When Should These Option Trades Be Done?
When should a ratio
or backspread be done, and what is the proper ratio
of options for these spreads? Anyone trading these
spreads should have some idea of where the market
will be trading in the future. For example, buying a
call spread is a bullish strategy, whereas selling a
call spread is a bearish strategy, but selling a
straddle may be neither, and is instead, a
volatility play.
Anyone wanting to seriously trade options should have an
idea
of
delta neutral
option trading. This
will be discussed later. Ratios or backspreads should not be done simply for credits,
or because they require less cash outlay than a 1 by
1 spread.
Backspreads may
be highly profitable when markets become
volatile and trend strongly, which is exactly
when ratios become unprofitable. If markets are
quiet or trend slowly, backspreads become
unprofitable and ratios become profitable.

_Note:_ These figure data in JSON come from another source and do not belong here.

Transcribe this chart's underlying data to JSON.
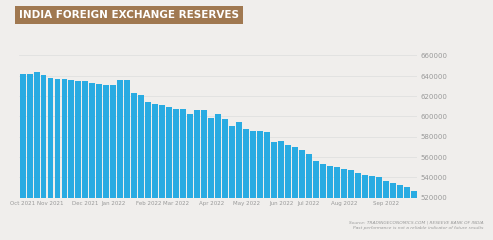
{
  "title": "INDIA FOREIGN EXCHANGE RESERVES",
  "title_bg_color": "#A07850",
  "title_text_color": "#FFFFFF",
  "bar_color": "#29ABE2",
  "bg_color": "#F0EEEC",
  "ylim": [
    520000,
    665000
  ],
  "yticks": [
    520000,
    540000,
    560000,
    580000,
    600000,
    620000,
    640000,
    660000
  ],
  "source_line1": "Source: TRADINGECONOMICS.COM | RESEEVE BANK OF INDIA",
  "source_line2": "Past performance is not a reliable indicator of future results",
  "values": [
    642000,
    642000,
    644000,
    641000,
    638000,
    637000,
    637000,
    636000,
    635000,
    635000,
    633000,
    632000,
    631000,
    631000,
    636000,
    636000,
    623000,
    621000,
    614000,
    612000,
    611000,
    609000,
    607000,
    607000,
    602000,
    606000,
    606000,
    598000,
    602000,
    597000,
    591000,
    594000,
    588000,
    586000,
    586000,
    585000,
    575000,
    576000,
    572000,
    570000,
    567000,
    563000,
    556000,
    553000,
    551000,
    550000,
    548000,
    547000,
    544000,
    542000,
    541000,
    540000,
    536000,
    534000,
    532000,
    530000,
    527000
  ],
  "month_tick_positions": [
    0,
    4,
    9,
    13,
    18,
    22,
    27,
    32,
    37,
    41,
    46,
    52
  ],
  "month_labels": [
    "Oct 2021",
    "Nov 2021",
    "Dec 2021",
    "Jan 2022",
    "Feb 2022",
    "Mar 2022",
    "Apr 2022",
    "May 2022",
    "Jun 2022",
    "Jul 2022",
    "Aug 2022",
    "Sep 2022"
  ]
}
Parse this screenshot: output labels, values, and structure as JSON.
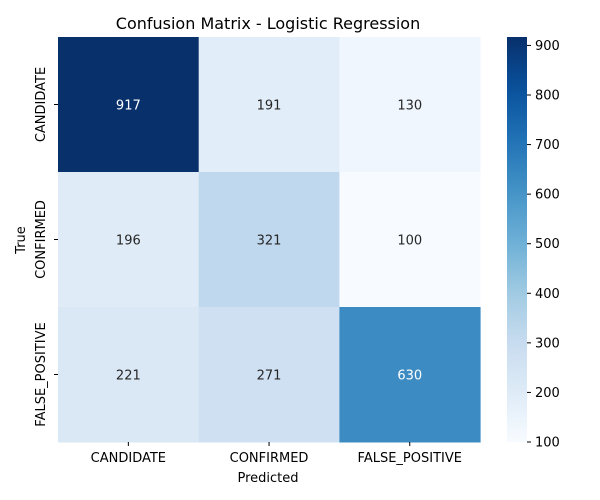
{
  "chart_data": {
    "type": "heatmap",
    "title": "Confusion Matrix - Logistic Regression",
    "xlabel": "Predicted",
    "ylabel": "True",
    "x_categories": [
      "CANDIDATE",
      "CONFIRMED",
      "FALSE_POSITIVE"
    ],
    "y_categories": [
      "CANDIDATE",
      "CONFIRMED",
      "FALSE_POSITIVE"
    ],
    "values": [
      [
        917,
        191,
        130
      ],
      [
        196,
        321,
        100
      ],
      [
        221,
        271,
        630
      ]
    ],
    "colormap": "Blues",
    "color_range": [
      100,
      917
    ],
    "colorbar_ticks": [
      100,
      200,
      300,
      400,
      500,
      600,
      700,
      800,
      900
    ],
    "annotated": true
  }
}
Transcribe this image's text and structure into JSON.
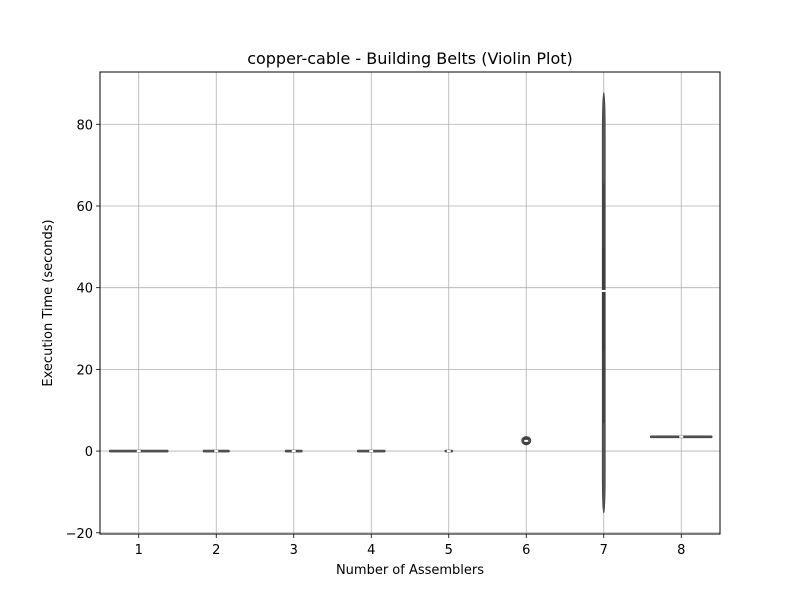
{
  "chart_data": {
    "type": "violin",
    "title": "copper-cable - Building Belts (Violin Plot)",
    "xlabel": "Number of Assemblers",
    "ylabel": "Execution Time (seconds)",
    "categories": [
      "1",
      "2",
      "3",
      "4",
      "5",
      "6",
      "7",
      "8"
    ],
    "ylim": [
      -20.3,
      92.8
    ],
    "yticks": [
      -20,
      0,
      20,
      40,
      60,
      80
    ],
    "ytick_labels": [
      "−20",
      "0",
      "20",
      "40",
      "60",
      "80"
    ],
    "grid": true,
    "violins": [
      {
        "category": "1",
        "min": -0.1,
        "q1": -0.05,
        "median": 0.0,
        "q3": 0.05,
        "max": 0.1,
        "half_width": 0.38
      },
      {
        "category": "2",
        "min": -0.1,
        "q1": -0.05,
        "median": 0.0,
        "q3": 0.05,
        "max": 0.1,
        "half_width": 0.17
      },
      {
        "category": "3",
        "min": -0.1,
        "q1": -0.05,
        "median": 0.0,
        "q3": 0.05,
        "max": 0.1,
        "half_width": 0.11
      },
      {
        "category": "4",
        "min": -0.1,
        "q1": -0.05,
        "median": 0.0,
        "q3": 0.05,
        "max": 0.1,
        "half_width": 0.18
      },
      {
        "category": "5",
        "min": -0.1,
        "q1": -0.05,
        "median": 0.0,
        "q3": 0.05,
        "max": 0.1,
        "half_width": 0.05
      },
      {
        "category": "6",
        "min": 1.5,
        "q1": 1.8,
        "median": 2.5,
        "q3": 3.3,
        "max": 3.6,
        "half_width": 0.06
      },
      {
        "category": "7",
        "min": -15.2,
        "q1": 24.5,
        "median": 39.2,
        "q3": 49.5,
        "max": 87.8,
        "half_width": 0.02,
        "whisker_low": 6.8,
        "whisker_high": 65.5
      },
      {
        "category": "8",
        "min": 3.4,
        "q1": 3.5,
        "median": 3.5,
        "q3": 3.5,
        "max": 3.6,
        "half_width": 0.4
      }
    ],
    "colors": {
      "body": "#555555",
      "box": "#3f3f3f",
      "median": "#ffffff",
      "grid": "#b0b0b0"
    }
  }
}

Neither spread is better but the profit and loss
potential under varying times to expiration and
volatilities should be thoroughly understood
before trading them.
Many
option spreads do not trade market direction,
but instead market volatility. For example,
buying a straddle should be profitable in a
market which becomes highly volatile,
irrespective of whether the market goes higher
or lower. A ratio spread may make money in a
calm market, irrespective of whether the market
drifts higher or lower within a certain range.